Doch später wurde der Schweizer Magnin trotz Roter Karte zum wahrscheinlich glücklichsten Mann des Abends: Wir haben gezeigt, dass Werder zurück ist im Kampf um die Meisterschaft, lautete Magnins Fazit, nachdem 5-Millionen-Euro-Einkauf Miroslav Klose (78.) und Nelson Valdez (81.) aus dem 0:1 einen Dreier für Bremen gemacht hatten und Werder als Vierter zusammen mit Mainz (3:1 gegen Hansa Rostock) und Stuttgarts kommendem Auswärtsgegner Schalke (2:0 beim 1. FC Nürnberg) das Spitzentrio verfolgt.

Meister-Coach Thomas Schaaf sieht das enge Zusammenrücken im ersten Tabellendrittel mit Wohlwollen und lobte sein Team: Es hat mit Leidenschaft und Herz gekämpft, um sich am Ende selbst zu belohnen. Auch in Mainz machen sich Kampf, Engagement und Fußball mit Herz weiter bezahlt. Nach dem 1:2 auf Schalke glaubten viele den Spaß beim Aufsteiger beendet, doch es ist wieder einmal unglaublich, was die Jungs geleistet haben. Für mich war das unsere stärkste Saisonleistung, sagte Trainer Jürgen Klopp nach dem Sieg gegen die auswärts zuvor noch ungeschlagenen Rostocker. Jetzt kommt es am Samstag zur Top-Partie zwischen Wolfsburg und Mainz.

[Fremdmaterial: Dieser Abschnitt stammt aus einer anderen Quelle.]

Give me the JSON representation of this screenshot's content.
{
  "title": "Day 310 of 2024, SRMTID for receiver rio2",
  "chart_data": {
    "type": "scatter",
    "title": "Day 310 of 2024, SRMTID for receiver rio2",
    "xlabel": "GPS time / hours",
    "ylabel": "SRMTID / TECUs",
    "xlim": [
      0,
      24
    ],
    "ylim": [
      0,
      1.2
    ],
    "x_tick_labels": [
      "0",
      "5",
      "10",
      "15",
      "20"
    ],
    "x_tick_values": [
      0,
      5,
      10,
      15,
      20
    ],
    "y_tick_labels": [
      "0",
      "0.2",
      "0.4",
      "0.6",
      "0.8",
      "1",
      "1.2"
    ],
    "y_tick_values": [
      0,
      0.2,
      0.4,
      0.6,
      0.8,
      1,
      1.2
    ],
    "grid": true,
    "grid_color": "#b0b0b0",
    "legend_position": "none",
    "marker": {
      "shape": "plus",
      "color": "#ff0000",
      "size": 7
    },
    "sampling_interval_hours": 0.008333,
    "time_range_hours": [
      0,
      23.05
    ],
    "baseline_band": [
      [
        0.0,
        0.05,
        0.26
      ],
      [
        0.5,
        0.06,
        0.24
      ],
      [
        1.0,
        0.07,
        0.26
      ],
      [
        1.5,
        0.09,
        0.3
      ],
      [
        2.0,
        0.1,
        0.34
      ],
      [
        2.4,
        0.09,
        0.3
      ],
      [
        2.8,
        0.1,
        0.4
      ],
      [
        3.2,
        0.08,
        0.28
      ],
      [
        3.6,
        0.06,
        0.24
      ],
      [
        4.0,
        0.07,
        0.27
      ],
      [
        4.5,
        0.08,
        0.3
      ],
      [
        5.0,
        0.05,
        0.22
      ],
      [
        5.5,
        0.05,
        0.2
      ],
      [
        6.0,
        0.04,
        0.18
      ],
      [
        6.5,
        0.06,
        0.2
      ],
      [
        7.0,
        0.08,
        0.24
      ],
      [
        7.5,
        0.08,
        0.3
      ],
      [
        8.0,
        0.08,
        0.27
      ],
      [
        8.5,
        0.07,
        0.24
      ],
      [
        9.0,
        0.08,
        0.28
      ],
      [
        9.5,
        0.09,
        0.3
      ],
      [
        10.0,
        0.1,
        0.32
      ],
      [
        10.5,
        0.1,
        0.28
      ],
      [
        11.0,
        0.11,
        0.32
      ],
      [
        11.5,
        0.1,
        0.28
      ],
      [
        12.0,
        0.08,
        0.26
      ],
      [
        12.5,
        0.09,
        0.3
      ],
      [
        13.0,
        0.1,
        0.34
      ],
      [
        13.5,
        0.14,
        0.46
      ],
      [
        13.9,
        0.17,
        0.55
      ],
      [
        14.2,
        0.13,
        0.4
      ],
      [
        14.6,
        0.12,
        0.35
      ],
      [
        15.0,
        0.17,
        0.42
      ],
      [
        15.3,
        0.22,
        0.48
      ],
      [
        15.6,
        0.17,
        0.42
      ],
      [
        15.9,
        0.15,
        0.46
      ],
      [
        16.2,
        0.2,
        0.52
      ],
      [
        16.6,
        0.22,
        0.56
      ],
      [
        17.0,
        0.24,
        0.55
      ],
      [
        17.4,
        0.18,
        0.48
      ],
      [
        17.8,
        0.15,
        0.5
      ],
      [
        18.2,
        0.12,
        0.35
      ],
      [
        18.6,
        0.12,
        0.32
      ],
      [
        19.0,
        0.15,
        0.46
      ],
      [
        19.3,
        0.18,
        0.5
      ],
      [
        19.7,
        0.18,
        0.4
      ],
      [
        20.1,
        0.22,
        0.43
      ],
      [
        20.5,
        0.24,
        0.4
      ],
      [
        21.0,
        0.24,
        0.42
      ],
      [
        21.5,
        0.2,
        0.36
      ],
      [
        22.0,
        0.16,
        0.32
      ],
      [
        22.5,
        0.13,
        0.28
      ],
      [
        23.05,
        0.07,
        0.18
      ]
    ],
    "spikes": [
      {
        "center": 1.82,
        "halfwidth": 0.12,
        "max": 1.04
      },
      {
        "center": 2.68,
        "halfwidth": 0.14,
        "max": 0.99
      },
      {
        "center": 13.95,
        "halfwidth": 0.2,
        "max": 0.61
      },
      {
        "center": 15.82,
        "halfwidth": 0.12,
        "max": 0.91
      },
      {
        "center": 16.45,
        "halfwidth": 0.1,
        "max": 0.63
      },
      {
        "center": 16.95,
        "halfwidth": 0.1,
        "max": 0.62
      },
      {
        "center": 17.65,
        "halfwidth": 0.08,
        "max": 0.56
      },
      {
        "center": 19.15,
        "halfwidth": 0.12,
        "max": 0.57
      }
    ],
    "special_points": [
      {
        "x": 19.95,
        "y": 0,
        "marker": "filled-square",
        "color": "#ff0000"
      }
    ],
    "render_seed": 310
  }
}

Dass Trainerwechsel auch die erhofften Wirkungen zeigen können, machen die Profis aus Schalke und Hamburg ihren Kollegen in Mönchengladbach perfekt vor: Die Königsblauen haben unter Ralf Rangnick mit dem 2:0 durch Tore von Ailton und Ebbe Sand beim 1. FC Nürnberg im vierten Bundesligaspiel zum vierten Mal gewonnen, und beim HSV gelang Thomas Doll mit dem 4:0 gegen den SC Freiburg der zweite Sieg im zweiten Spiel - auch dank eines überragenden Sergej Barbarez, der die Breisgauer mit drei Toren (28./51./57.) fast im Alleingang bezwang.

Auch beim 3:2-Erfolg von Bayer Leverkusen gegen Arminia Bielefeld gab es einen dreifachen Torschützen: Andrej Woronin. Der Ukrainer, eigentlich immer im Schatten des Angriffsduos Dimitar Berbatow/Franca stehend, nutzte die von Trainer Klaus Augenthaler gewährte Chance zu einer Gala. Das ist ein Supergefühl. Ich wollte endlich zeigen, was ich kann, kommentierte Woronin seine Treffer zum 2:1 (50./54.) und 3:2 (78.), nachdem der auswärtsstarke Rekord-Aufsteiger Bielefeld durch Delron Buckley (20.) in Führung gegangen war und Fatmir Vata (72.) ausgeglichen hatte.